C'est, certes, une réforme « un peu courte des pattes arrière », selon l'expression prêtée au président Sarkozy par l'AFP. Mais elle a l'intérêt de ne mécontenter (presque) personne. Rebaptisé « proposition de loi visant à redéfinir la réglementation du repos dominical concernant les commerces dans les grandes agglomérations et zones touristiques », selon la formulation dont nous avons eu connaissance vendredi 5 décembre, jour du bouclage de « LSA », le projet de loi du député UMP Richard Mallié doit être examiné à partir de ce jeudi 11 décembre par l'Assemblée nationale. Sous réserve que les débats sur la loi sur l'audiovisuel public ne le retardent pas trop, il a donc des chances d'être adopté par le Parlement d'ici à la fin de l'année.

« Zones d'attractivité exceptionnelles »

Après la fronde de quelques dizaines d'élus de la majorité, le texte initial a été dûment amendé pour aboutir, sinon à un consensus, du moins, à un compromis acceptable. Il n'y a donc pas de révolution à en attendre, au contraire : le principe du repos dominical est réaffirmé dans son article 1er. Mais la suite permet de sortir de l'impasse une réglementation qui a conduit à la condamnation d'une dizaine d'enseignes du Val-d'Oise interdites d'ouverture dominicale, quand celles du Val-de-Marne sont autorisées, et qui refuse à certains magasins des Champs-Élysées le droit d'ouvrir quand d'autres l'ont, selon leur activité.

Le nouveau texte rendra l'ouverture dominicale possible pour les commerces non alimentaires implantés dans les « zones d'attractivité exceptionnelles » des agglomérations de Paris, Lyon, Marseille et Lille, c'est-à-dire là où le besoin se fait le plus sentir. Dans ces grandes concentrations urbaines, la liste et le périmètre des zones concernées seront dressés par le préfet à l'initiative des conseils municipaux. Voilà pour les opposants politiques.

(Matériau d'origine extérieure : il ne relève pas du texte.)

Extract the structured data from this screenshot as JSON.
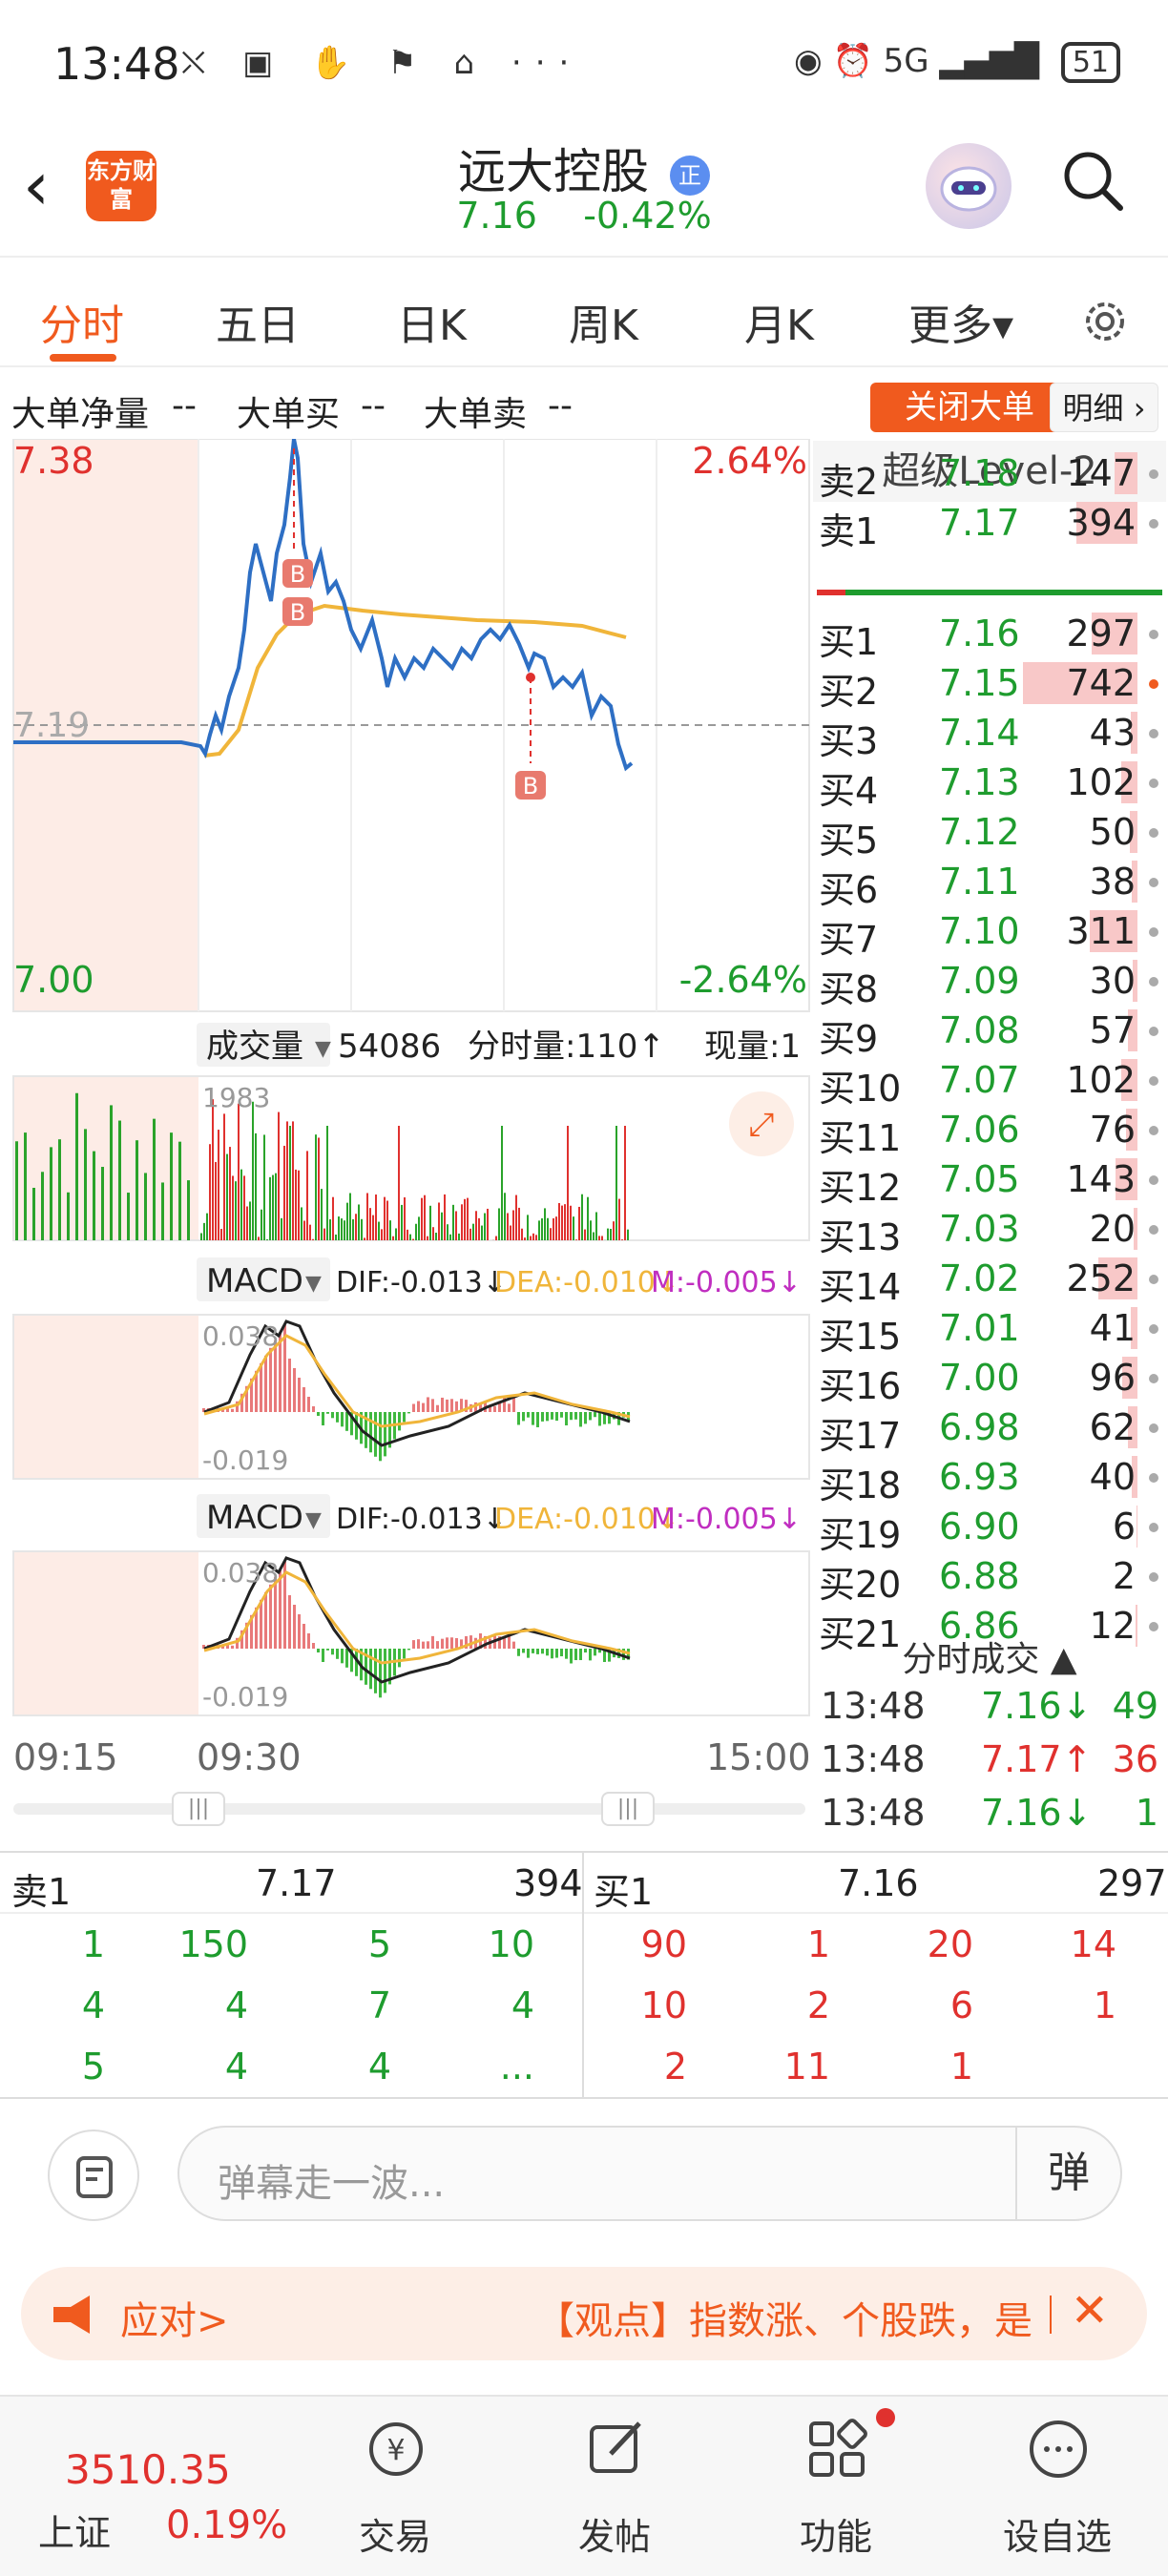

Côté adversaires syndicaux, le gouvernement est resté sourd au refus de principe exprimé par les leaders de FO et de la CFDT. Mais il a pris en compte les revendications de la toute jeune Confédération générale des salariés du dimanche (CGSD), créée il y a un mois et qui revendique 2 000 adhérents. « Le texte garantit le volontariat et prévoit que les heures travaillées le dimanche soient payées au moins le double », se félicite Sophie Hurel, sa secrétaire générale, hôtesse d'accueil chez Saturn à Éragny (Val-d'Oise) et travailleuse dominicale enthousiaste.

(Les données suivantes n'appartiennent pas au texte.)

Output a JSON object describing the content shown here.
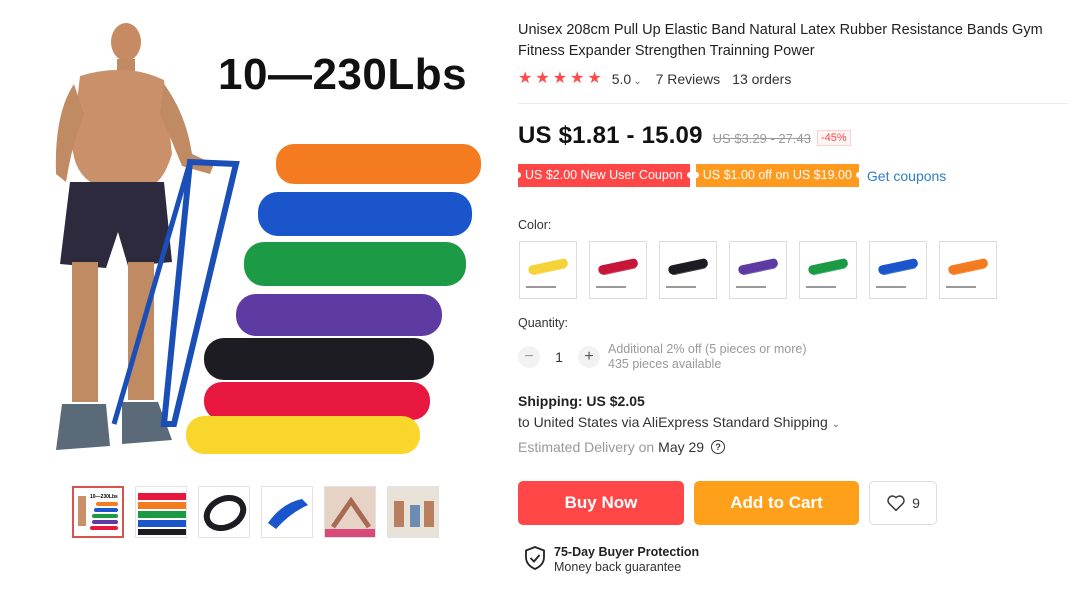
{
  "product": {
    "title": "Unisex 208cm Pull Up Elastic Band Natural Latex Rubber Resistance Bands Gym Fitness Expander Strengthen Trainning Power",
    "image_headline": "10—230Lbs",
    "rating": "5.0",
    "reviews": "7 Reviews",
    "orders": "13 orders",
    "price": "US $1.81 - 15.09",
    "original_price": "US $3.29 - 27.43",
    "discount": "-45%",
    "coupons": [
      {
        "label": "US $2.00 New User Coupon"
      },
      {
        "label": "US $1.00 off on US $19.00"
      }
    ],
    "get_coupons": "Get coupons",
    "color_label": "Color:",
    "colors": [
      {
        "name": "yellow-band",
        "hex": "#f6d23a"
      },
      {
        "name": "red-band",
        "hex": "#c8163b"
      },
      {
        "name": "black-band",
        "hex": "#1c1c22"
      },
      {
        "name": "purple-band",
        "hex": "#5e3aa3"
      },
      {
        "name": "green-band",
        "hex": "#1c9a45"
      },
      {
        "name": "blue-band",
        "hex": "#1a55cc"
      },
      {
        "name": "orange-band",
        "hex": "#f47b20"
      }
    ],
    "quantity_label": "Quantity:",
    "quantity": "1",
    "quantity_note": "Additional 2% off (5 pieces or more)",
    "available": "435 pieces available",
    "shipping_title": "Shipping: US $2.05",
    "shipping_route": "to United States via AliExpress Standard Shipping",
    "delivery_label": "Estimated Delivery on",
    "delivery_date": "May 29",
    "buy_now": "Buy Now",
    "add_to_cart": "Add to Cart",
    "wishlist_count": "9",
    "protection_title": "75-Day Buyer Protection",
    "protection_sub": "Money back guarantee"
  },
  "colors": {
    "accent_red": "#ff4747",
    "accent_orange": "#ffa01a",
    "link_blue": "#2f7cc9"
  }
}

Satisfecit global des enseignes

Alors que ce n'était pas prévu dans la première mouture du projet, plusieurs dispositions proscrivant la discrimination contre ceux qui ne veulent pas travailler le dimanche y figurent désormais (lire encadré). Enfin, le projet recueille également le soutien des dirigeants d'enseignes. Satisfecit pour celles de bricolages, qui souhaitaient « prioritairement sécuriser les magasins qui ouvrent le dimanche en région parisienne, en leur permettant de le faire au même titre que les jardineries ou magasins de meubles », rappelle Claire Beauvais, secrétaire générale de la Fédération des magasins de bricolage, avant de préciser : « Globalement, nous souscrivons à ce projet, bien qu'il ne s'applique pas à toutes les régions et risque d'être compliqué à mettre en oeuvre. »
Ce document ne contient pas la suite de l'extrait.